Cause of temporal deadlock errors

Hi, we are having issues with sporadic Deadlock errors occurring at different points in our workflow.

Looking at other posts, it seems like the most common cause for Deadlock errors are external API calls that block, non-ending loops, or blocking function calls not part of the temporal SDK APIs. Looking through the workflow code, I can’t identify any such examples. The most confusing example that I have seen is this, where in production I saw a deadlock error occur after the last activity before WorkflowExecutionCompleted

We directly return the response of this activity to complete the workflow, so there is no workflow code in between to investigate. Would love to hear some insight on how this is possible and next steps to investigate.

This can also be caused by overloaded workers or other blocking/CPU heavy code in the workflow or if your data converter (payload converter or payload codec) is doing slow work. Can you reliably replicate? If so, can you reduce down to a small, easy-to-run standalone replication?

Its not reliably replicable, I have not managed to replicate myself and have only noticed inside my production dashboards.

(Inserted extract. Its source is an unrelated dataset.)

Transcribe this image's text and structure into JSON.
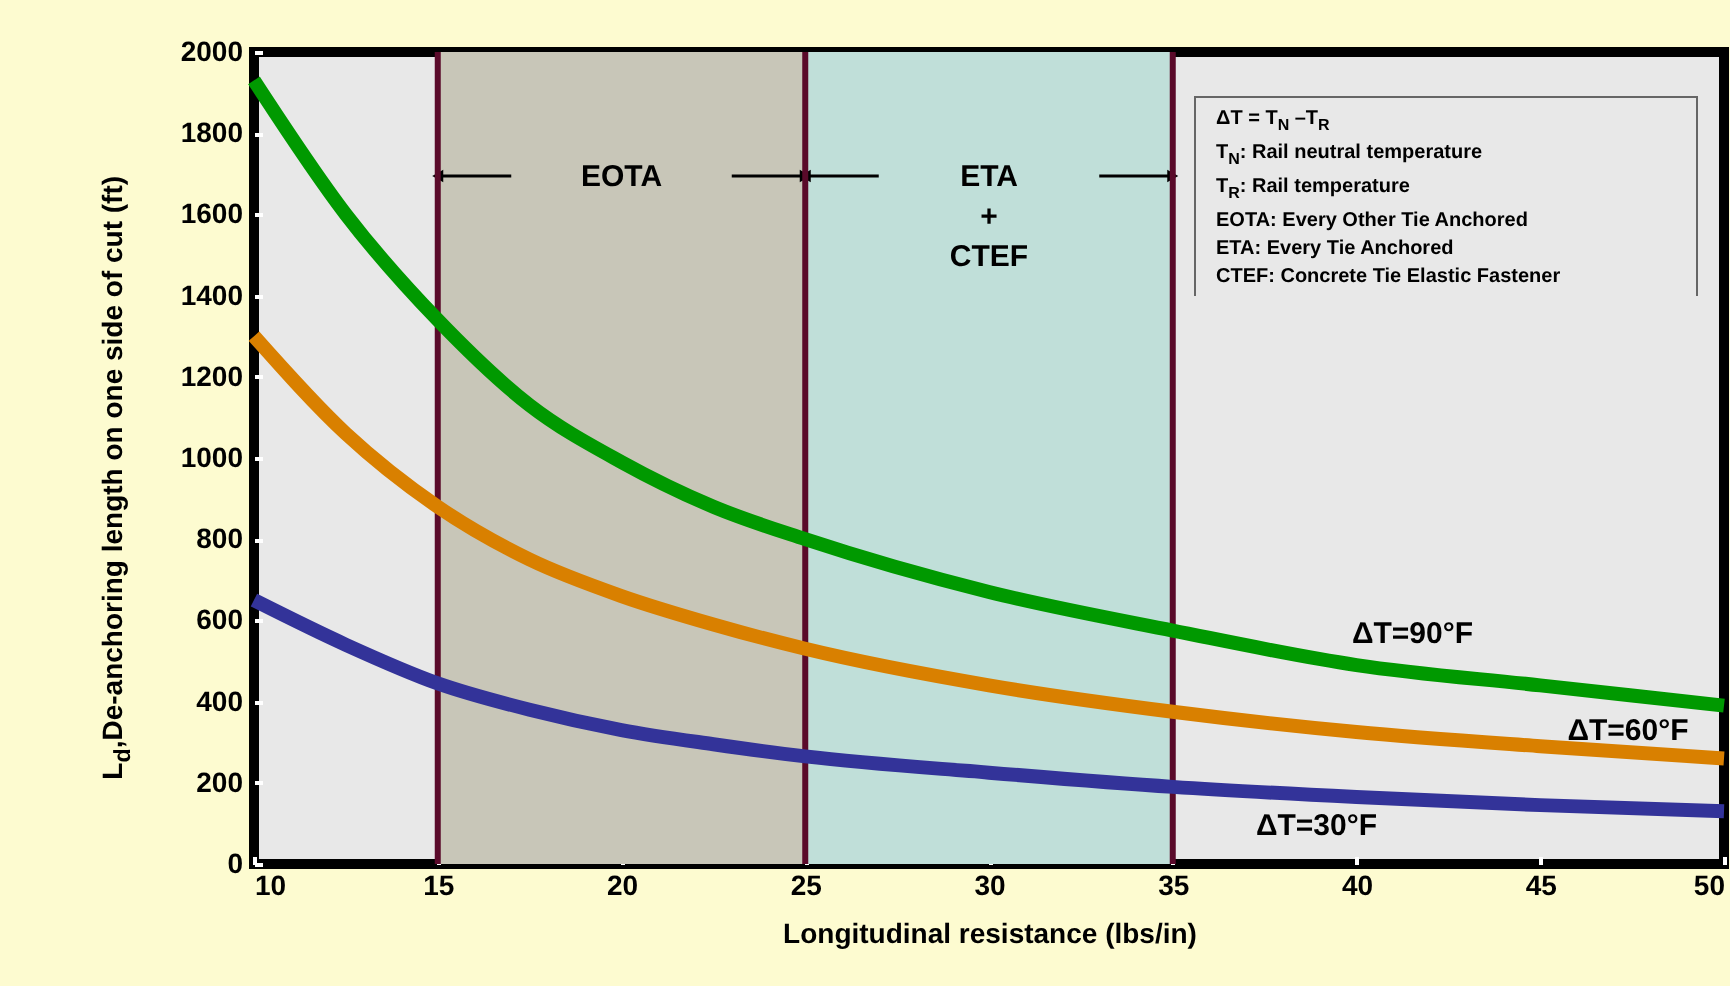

“This can also be caused by overloaded workers or other blocking/CPU heavy code in the workflow or if your data converter (payload converter or payload codec) is doing slow work.” Do you have any tips on how to further investigate this?

Not specifically besides to check the resource consumption of the workers around that time. What this deadlock means is that a Python workflow thread (not to be confused with an activity thread) took 2 seconds to run code before yielding back to asyncio/Temporal. Workflow code usually executes in just a few milliseconds before yielding back. So somehow the workflow code (which can include payload conversion but not codecs) in its own thread took 2s before yielding back to Temporal. This is usually due to overloaded worker or busy/expensive in-workflow code.